Bliss stood beside Clint and watched as Damian shifted nervously in the saddle. Susie stood in the middle of the corral, munching lazily on the hay they had placed on the ground in front of her. The horse was nearly twenty-three years old and was about to die any day now. The last thing on her mind was throwing a fit. If Damian wasn’t such a horrible judge of horses and their age, he would know that. The man couldn’t tell a stallion from a gelding, let alone the age and capabilities of a mare.

Clint leaned over and whispered in her ear. “You think this is a good idea?”

“Susie won’t move. She was Momma’s horse and was trained to stay where her rider dismounted and not budge. That’s how we found Momma out there under that mesa,” Bliss answered him.

Clint nodded. They watched Damian fidget for a moment, and then Clint turned back to her.

“Wait. Are you saying that this horse stood under that mesa right where your momma dismounted?” he asked.

Bliss nodded and realization hit her. “If I can locate where we found her horse, we can see how she got to the top of that mesa.”

Clint nodded.

*****

Clint saw a spark light behind Miss Cooper’s eyes as she came to the realization that she could get to the top of the mesa she thought held the answers to her questions.

For a split second, Clint inwardly smiled at her enthusiasm before he caught himself.

Don’t you dare attach yourself, Clint Slade.
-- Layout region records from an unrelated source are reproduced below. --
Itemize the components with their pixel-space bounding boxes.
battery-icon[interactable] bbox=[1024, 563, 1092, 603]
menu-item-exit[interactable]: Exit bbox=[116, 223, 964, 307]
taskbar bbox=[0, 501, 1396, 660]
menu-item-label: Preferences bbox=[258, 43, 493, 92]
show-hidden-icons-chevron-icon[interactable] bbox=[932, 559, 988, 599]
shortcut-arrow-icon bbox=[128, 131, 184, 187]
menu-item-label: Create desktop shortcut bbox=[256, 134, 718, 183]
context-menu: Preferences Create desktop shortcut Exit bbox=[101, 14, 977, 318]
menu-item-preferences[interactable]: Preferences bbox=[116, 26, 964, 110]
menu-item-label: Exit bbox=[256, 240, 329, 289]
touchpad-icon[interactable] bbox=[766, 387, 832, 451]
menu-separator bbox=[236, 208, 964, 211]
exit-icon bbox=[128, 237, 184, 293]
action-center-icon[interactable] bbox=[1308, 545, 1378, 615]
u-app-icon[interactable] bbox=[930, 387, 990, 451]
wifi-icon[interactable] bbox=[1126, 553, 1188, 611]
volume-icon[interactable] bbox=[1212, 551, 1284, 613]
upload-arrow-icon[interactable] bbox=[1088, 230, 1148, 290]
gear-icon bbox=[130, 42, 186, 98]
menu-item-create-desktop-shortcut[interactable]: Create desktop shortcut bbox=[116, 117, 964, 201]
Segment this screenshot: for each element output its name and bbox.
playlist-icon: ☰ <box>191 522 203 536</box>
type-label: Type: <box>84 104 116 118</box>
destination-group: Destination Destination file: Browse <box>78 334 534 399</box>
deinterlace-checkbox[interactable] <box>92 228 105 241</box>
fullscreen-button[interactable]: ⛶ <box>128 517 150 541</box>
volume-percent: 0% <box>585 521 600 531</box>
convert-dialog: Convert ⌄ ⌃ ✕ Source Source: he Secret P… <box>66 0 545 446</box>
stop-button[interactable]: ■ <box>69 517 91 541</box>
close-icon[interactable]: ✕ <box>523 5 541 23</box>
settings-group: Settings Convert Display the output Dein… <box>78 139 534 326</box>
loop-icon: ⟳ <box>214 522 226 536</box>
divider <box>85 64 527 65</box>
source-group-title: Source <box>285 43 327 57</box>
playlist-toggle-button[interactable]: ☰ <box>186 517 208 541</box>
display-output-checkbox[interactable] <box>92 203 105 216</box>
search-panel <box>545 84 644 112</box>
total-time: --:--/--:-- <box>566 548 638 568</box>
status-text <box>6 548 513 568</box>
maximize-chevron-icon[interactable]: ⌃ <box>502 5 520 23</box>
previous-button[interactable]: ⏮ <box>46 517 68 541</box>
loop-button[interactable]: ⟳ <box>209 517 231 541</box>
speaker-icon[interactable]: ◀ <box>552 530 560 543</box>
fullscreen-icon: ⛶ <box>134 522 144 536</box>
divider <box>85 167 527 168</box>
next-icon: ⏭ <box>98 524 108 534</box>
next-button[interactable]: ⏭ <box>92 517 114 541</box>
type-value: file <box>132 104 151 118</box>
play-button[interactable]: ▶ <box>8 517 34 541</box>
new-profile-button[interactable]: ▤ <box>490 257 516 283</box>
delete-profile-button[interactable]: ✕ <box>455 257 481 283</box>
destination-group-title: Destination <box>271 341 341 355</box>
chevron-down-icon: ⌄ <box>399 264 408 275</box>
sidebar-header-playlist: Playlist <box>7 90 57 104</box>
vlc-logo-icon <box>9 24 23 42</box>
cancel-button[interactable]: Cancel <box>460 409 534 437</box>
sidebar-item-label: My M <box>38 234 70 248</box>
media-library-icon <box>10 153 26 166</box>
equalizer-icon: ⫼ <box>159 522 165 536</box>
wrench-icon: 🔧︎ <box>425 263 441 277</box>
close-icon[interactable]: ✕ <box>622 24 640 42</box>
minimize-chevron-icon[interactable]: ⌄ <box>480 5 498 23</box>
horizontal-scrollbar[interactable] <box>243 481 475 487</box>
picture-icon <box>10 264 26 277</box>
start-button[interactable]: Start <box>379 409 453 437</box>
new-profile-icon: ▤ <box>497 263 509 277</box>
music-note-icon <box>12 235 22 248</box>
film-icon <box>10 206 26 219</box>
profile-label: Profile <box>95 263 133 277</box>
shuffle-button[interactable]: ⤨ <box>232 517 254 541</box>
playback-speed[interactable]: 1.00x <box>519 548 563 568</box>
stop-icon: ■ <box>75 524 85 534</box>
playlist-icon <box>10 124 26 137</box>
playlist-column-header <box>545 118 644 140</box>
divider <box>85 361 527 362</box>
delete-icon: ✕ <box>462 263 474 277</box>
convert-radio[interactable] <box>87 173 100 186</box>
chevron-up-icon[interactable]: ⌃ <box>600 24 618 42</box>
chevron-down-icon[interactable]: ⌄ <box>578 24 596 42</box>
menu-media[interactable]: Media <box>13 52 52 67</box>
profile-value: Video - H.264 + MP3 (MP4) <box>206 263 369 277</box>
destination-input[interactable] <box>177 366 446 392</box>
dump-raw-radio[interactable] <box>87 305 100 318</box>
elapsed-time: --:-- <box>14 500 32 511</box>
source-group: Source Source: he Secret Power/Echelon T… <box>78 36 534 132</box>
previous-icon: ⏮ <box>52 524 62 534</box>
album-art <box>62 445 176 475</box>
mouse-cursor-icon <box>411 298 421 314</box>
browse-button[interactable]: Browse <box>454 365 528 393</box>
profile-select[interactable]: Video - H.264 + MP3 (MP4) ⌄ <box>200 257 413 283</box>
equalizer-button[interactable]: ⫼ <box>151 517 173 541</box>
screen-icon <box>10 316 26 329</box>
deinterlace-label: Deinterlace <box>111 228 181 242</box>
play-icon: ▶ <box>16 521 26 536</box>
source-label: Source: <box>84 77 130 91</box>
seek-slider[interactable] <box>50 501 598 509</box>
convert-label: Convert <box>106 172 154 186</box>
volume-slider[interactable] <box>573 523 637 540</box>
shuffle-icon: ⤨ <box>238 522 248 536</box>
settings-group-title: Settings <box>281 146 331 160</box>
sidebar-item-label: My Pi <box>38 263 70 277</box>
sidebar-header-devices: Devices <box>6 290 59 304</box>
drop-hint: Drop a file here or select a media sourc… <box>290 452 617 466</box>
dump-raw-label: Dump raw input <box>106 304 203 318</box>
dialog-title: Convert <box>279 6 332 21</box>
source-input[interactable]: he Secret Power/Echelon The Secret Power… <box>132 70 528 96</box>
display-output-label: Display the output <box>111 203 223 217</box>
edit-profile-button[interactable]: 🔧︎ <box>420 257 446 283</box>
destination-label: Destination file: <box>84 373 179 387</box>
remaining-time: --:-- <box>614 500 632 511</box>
That’s the last thing you need on this pathetic, desperate job

.

The light in her eyes dimmed.

“I can’t remember where we found Susie, though.”

Clint shrugged. “Ask your father.”

Miss Cooper shook her head. “He won’t talk about it. He hasn’t spoken a word about Momma’s death to me or the circumstances surrounding it in eleven years.”
|Clint sighed. Sherman Cooper loved keeping things from his daughter, didn’t he?

“Grace might know something,” Miss Cooper offered.

“You work on her then, I’m going to find out a few things from this father of yours,” Clint decided aloud.

Miss Cooper shook her head. “He won’t tell you anything. He doesn’t tell me, he won’t tell you.”
Clint sighed. “If there’s one thing I’ve found, it’s that people tend to answer a gunman when he asks them something.”

*****

Colt grinned as Damian finally found the courage to jump off Susie and run to the corral fence. Susie simply stood and watched as he clambered over the fence like a man half his age. Flustered, Damian dusted his clothes off and glanced back at the horse, chewing on few blades of hay lazily.

“There’s nothing dangerous about that horse,” he proclaimed.

Colt furrowed his brows. “Oh, I must have got Susie here confused with another horse.”